Der langjährige Arsenal-Trainer arbeitet bereits seit längerer Zeit für die FIFA. Zuletzt stand der Franzose eher überraschend in direktem Kontakt mit Tabakovic, wie dieser der «Sport Bild» erzählt. Der 31-Jährige bestreitet bei der FIFA einen Management-Lehrgang, der ihn auf eine Führungsrolle im Fussball-Business vorbereiten soll. Im Mai stehen bereits die Abschlussprüfungen an. Davor bereitete sich der Stürmer mit Wenger vor, wie er erzählt: «Vor allem aber das Netzwerk, das ich hier aufbauen kann, ist der Wahnsinn. Mein Bewerbungs-Gespräch war zum Beispiel ein Video-Call mit Arsène Wenger. Das war krass, da habe ich mir wirklich jedes Wort gut überlegt. In den Online-Seminaren war zuletzt der CEO von Brighton.»

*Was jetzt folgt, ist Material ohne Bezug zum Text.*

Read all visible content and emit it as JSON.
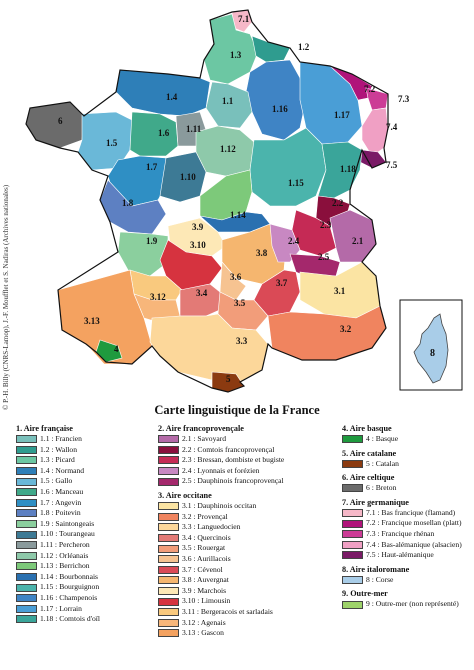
{
  "title": "Carte linguistique de la France",
  "credit": "© P.-H. Billy (CNRS-Lamop), J.-F. Moufflet et S. Nadiras (Archives nationales)",
  "map_labels": [
    "7.1",
    "1.2",
    "1.3",
    "1.4",
    "1.1",
    "6",
    "7.2",
    "7.3",
    "1.16",
    "1.17",
    "1.6",
    "1.11",
    "7.4",
    "1.5",
    "1.12",
    "1.7",
    "7.5",
    "1.10",
    "1.15",
    "1.18",
    "1.8",
    "2.2",
    "1.14",
    "3.9",
    "2.3",
    "1.9",
    "2.4",
    "2.1",
    "3.10",
    "3.8",
    "2.5",
    "3.6",
    "3.7",
    "3.12",
    "3.4",
    "3.1",
    "3.5",
    "3.13",
    "3.2",
    "4",
    "3.3",
    "5",
    "8"
  ],
  "legend": {
    "groups": [
      {
        "title": "1. Aire française",
        "items": [
          {
            "label": "1.1 : Francien",
            "color": "#79c0bb"
          },
          {
            "label": "1.2 : Wallon",
            "color": "#2f9c8f"
          },
          {
            "label": "1.3 : Picard",
            "color": "#6cc7a3"
          },
          {
            "label": "1.4 : Normand",
            "color": "#2e7fb8"
          },
          {
            "label": "1.5 : Gallo",
            "color": "#6ab8d8"
          },
          {
            "label": "1.6 : Manceau",
            "color": "#40a98a"
          },
          {
            "label": "1.7 : Angevin",
            "color": "#2f8fc4"
          },
          {
            "label": "1.8 : Poitevin",
            "color": "#5d80c2"
          },
          {
            "label": "1.9 : Saintongeais",
            "color": "#8bcf9e"
          },
          {
            "label": "1.10 : Tourangeau",
            "color": "#3d7a95"
          },
          {
            "label": "1.11 : Percheron",
            "color": "#8a9a9c"
          },
          {
            "label": "1.12 : Orléanais",
            "color": "#8ec9aa"
          },
          {
            "label": "1.13 : Berrichon",
            "color": "#7dc97a"
          },
          {
            "label": "1.14 : Bourbonnais",
            "color": "#2a70b0"
          },
          {
            "label": "1.15 : Bourguignon",
            "color": "#4bb4ac"
          },
          {
            "label": "1.16 : Champenois",
            "color": "#3f84c5"
          },
          {
            "label": "1.17 : Lorrain",
            "color": "#4a9ed6"
          },
          {
            "label": "1.18 : Comtois d'oïl",
            "color": "#3aa59a"
          }
        ]
      },
      {
        "title": "2. Aire francoprovençale",
        "items": [
          {
            "label": "2.1 : Savoyard",
            "color": "#b46aa8"
          },
          {
            "label": "2.2 : Comtois francoprovençal",
            "color": "#8a0f3c"
          },
          {
            "label": "2.3 : Bressan, dombiste et bugiste",
            "color": "#c52a55"
          },
          {
            "label": "2.4 : Lyonnais et forézien",
            "color": "#c888c2"
          },
          {
            "label": "2.5 : Dauphinois francoprovençal",
            "color": "#a4286c"
          }
        ]
      },
      {
        "title": "3. Aire occitane",
        "items": [
          {
            "label": "3.1 : Dauphinois occitan",
            "color": "#fbe4a3"
          },
          {
            "label": "3.2 : Provençal",
            "color": "#f0845f"
          },
          {
            "label": "3.3 : Languedocien",
            "color": "#fcd79a"
          },
          {
            "label": "3.4 : Quercinois",
            "color": "#e37a76"
          },
          {
            "label": "3.5 : Rouergat",
            "color": "#f29d7a"
          },
          {
            "label": "3.6 : Aurillacois",
            "color": "#f6c391"
          },
          {
            "label": "3.7 : Cévenol",
            "color": "#da4a56"
          },
          {
            "label": "3.8 : Auvergnat",
            "color": "#f5b66f"
          },
          {
            "label": "3.9 : Marchois",
            "color": "#fde8b6"
          },
          {
            "label": "3.10 : Limousin",
            "color": "#d6333f"
          },
          {
            "label": "3.11 : Bergeracois et sarladais",
            "color": "#f9c97e"
          },
          {
            "label": "3.12 : Agenais",
            "color": "#f7b67a"
          },
          {
            "label": "3.13 : Gascon",
            "color": "#f4a260"
          }
        ]
      },
      {
        "title": "4. Aire basque",
        "items": [
          {
            "label": "4 : Basque",
            "color": "#1f9a3e"
          }
        ]
      },
      {
        "title": "5. Aire catalane",
        "items": [
          {
            "label": "5 : Catalan",
            "color": "#8b3a10"
          }
        ]
      },
      {
        "title": "6. Aire celtique",
        "items": [
          {
            "label": "6 : Breton",
            "color": "#6b6b6b"
          }
        ]
      },
      {
        "title": "7. Aire germanique",
        "items": [
          {
            "label": "7.1 : Bas francique (flamand)",
            "color": "#f6b8c8"
          },
          {
            "label": "7.2 : Francique mosellan (platt)",
            "color": "#b0147a"
          },
          {
            "label": "7.3 : Francique rhénan",
            "color": "#cc3c96"
          },
          {
            "label": "7.4 : Bas-alémanique (alsacien)",
            "color": "#f0a0c4"
          },
          {
            "label": "7.5 : Haut-alémanique",
            "color": "#7a1a66"
          }
        ]
      },
      {
        "title": "8. Aire italoromane",
        "items": [
          {
            "label": "8 : Corse",
            "color": "#a9cde8"
          }
        ]
      },
      {
        "title": "9. Outre-mer",
        "items": [
          {
            "label": "9 : Outre-mer (non représenté)",
            "color": "#9ed36a"
          }
        ]
      }
    ]
  },
  "colors": {
    "outline": "#111111",
    "sea": "#ffffff"
  }
}
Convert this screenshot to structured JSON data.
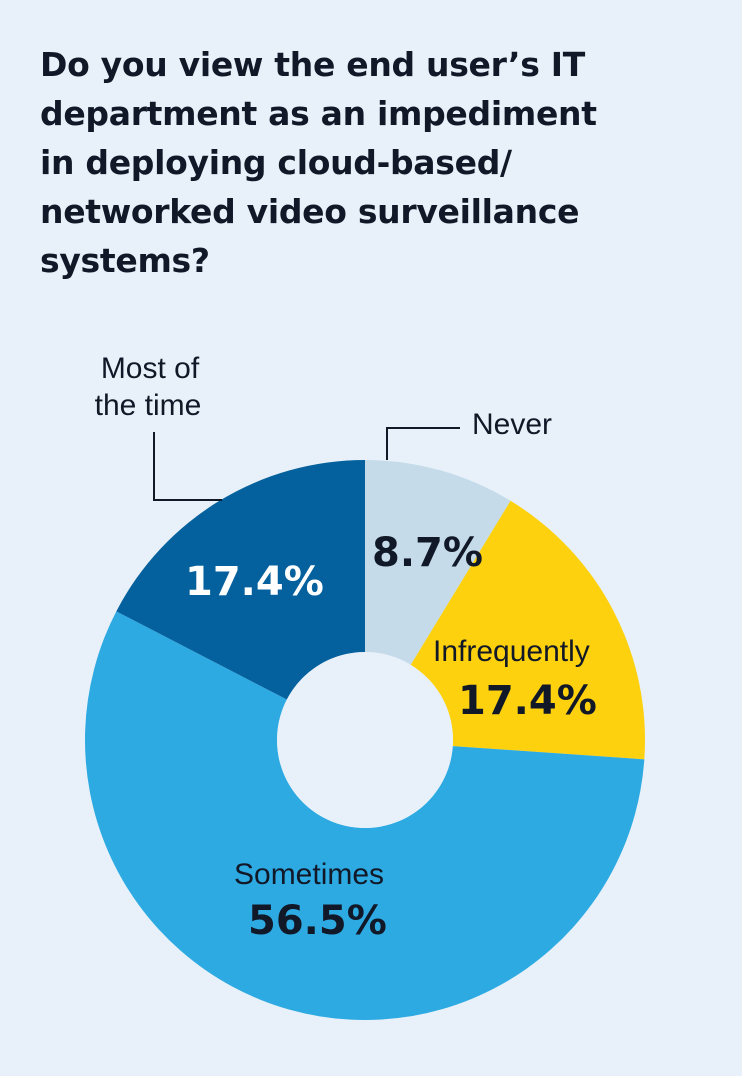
{
  "title": "Do you view the end user’s IT department as an impediment in deploying cloud-based/ networked video surveillance systems?",
  "chart_data": {
    "type": "pie",
    "donut": true,
    "title": "Do you view the end user’s IT department as an impediment in deploying cloud-based/ networked video surveillance systems?",
    "categories": [
      "Never",
      "Infrequently",
      "Sometimes",
      "Most of the time"
    ],
    "values": [
      8.7,
      17.4,
      56.5,
      17.4
    ],
    "value_labels": [
      "8.7%",
      "17.4%",
      "56.5%",
      "17.4%"
    ],
    "colors": [
      "#c5dbea",
      "#fdd10d",
      "#2eaae2",
      "#04619d"
    ],
    "label_colors": [
      "#111827",
      "#111827",
      "#111827",
      "#ffffff"
    ],
    "start": "12 o'clock",
    "direction": "clockwise"
  },
  "labels": {
    "never": "Never",
    "infrequently": "Infrequently",
    "sometimes": "Sometimes",
    "most_line1": "Most of",
    "most_line2": "the time"
  }
}
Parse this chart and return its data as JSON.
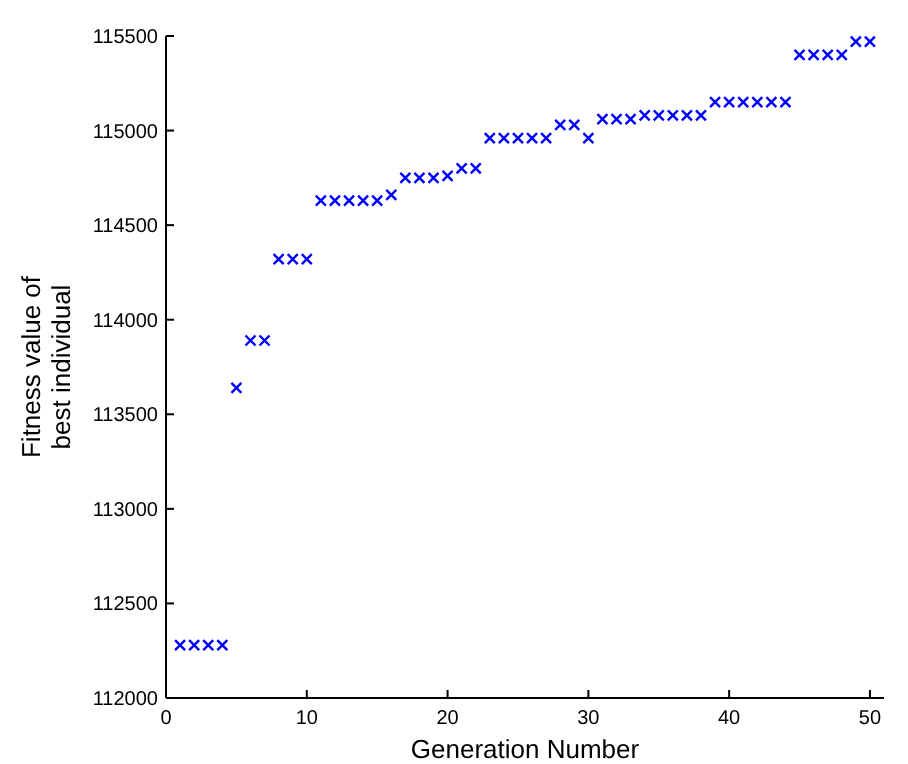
{
  "chart_data": {
    "type": "scatter",
    "xlabel": "Generation Number",
    "ylabel": "Fitness value of best individual",
    "marker": "cross",
    "grid": false,
    "x": [
      1,
      2,
      3,
      4,
      5,
      6,
      7,
      8,
      9,
      10,
      11,
      12,
      13,
      14,
      15,
      16,
      17,
      18,
      19,
      20,
      21,
      22,
      23,
      24,
      25,
      26,
      27,
      28,
      29,
      30,
      31,
      32,
      33,
      34,
      35,
      36,
      37,
      38,
      39,
      40,
      41,
      42,
      43,
      44,
      45,
      46,
      47,
      48,
      49,
      50
    ],
    "series": [
      {
        "color": "#0000ff",
        "values": [
          112280,
          112280,
          112280,
          112280,
          113640,
          113890,
          113890,
          114320,
          114320,
          114320,
          114630,
          114630,
          114630,
          114630,
          114630,
          114660,
          114750,
          114750,
          114750,
          114760,
          114800,
          114800,
          114960,
          114960,
          114960,
          114960,
          114960,
          115030,
          115030,
          114960,
          115060,
          115060,
          115060,
          115080,
          115080,
          115080,
          115080,
          115080,
          115150,
          115150,
          115150,
          115150,
          115150,
          115150,
          115400,
          115400,
          115400,
          115400,
          115470,
          115470
        ]
      }
    ],
    "xlim": [
      0,
      51
    ],
    "xticks": [
      0,
      10,
      20,
      30,
      40,
      50
    ],
    "ylim": [
      112000,
      115500
    ],
    "yticks": [
      112000,
      112500,
      113000,
      113500,
      114000,
      114500,
      115000,
      115500
    ]
  }
}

Aktuell steht für den früheren YB- und GC-Stürmer noch der Sport im Vordergrund: Da wartet im Sommer mit der WM-Teilnahme mit Bosnien ein grosses Highlight. Unter anderem treffen die Südosteuropäer in der Gruppenphase auf die Schweiz.

Danach könnte es für Tabakovic zu einem neuen Klub gehen. Gladbach kann die 5 Mio. Euro-Kaufoption wohl nicht aktivieren. Bislang hat es jedenfalls noch keine Gespräche über einen Verbleib gegeben. Das Interesse am Angreifer ist aber im In- und Ausland gross. Unter anderem zeigt der VfL Wolfsburg Interesse. Auch Lille und Leeds United haben ihn auf dem Schirm. Noch liegen die Transferrechte an ihm bis 2027 bei Hoffenheim.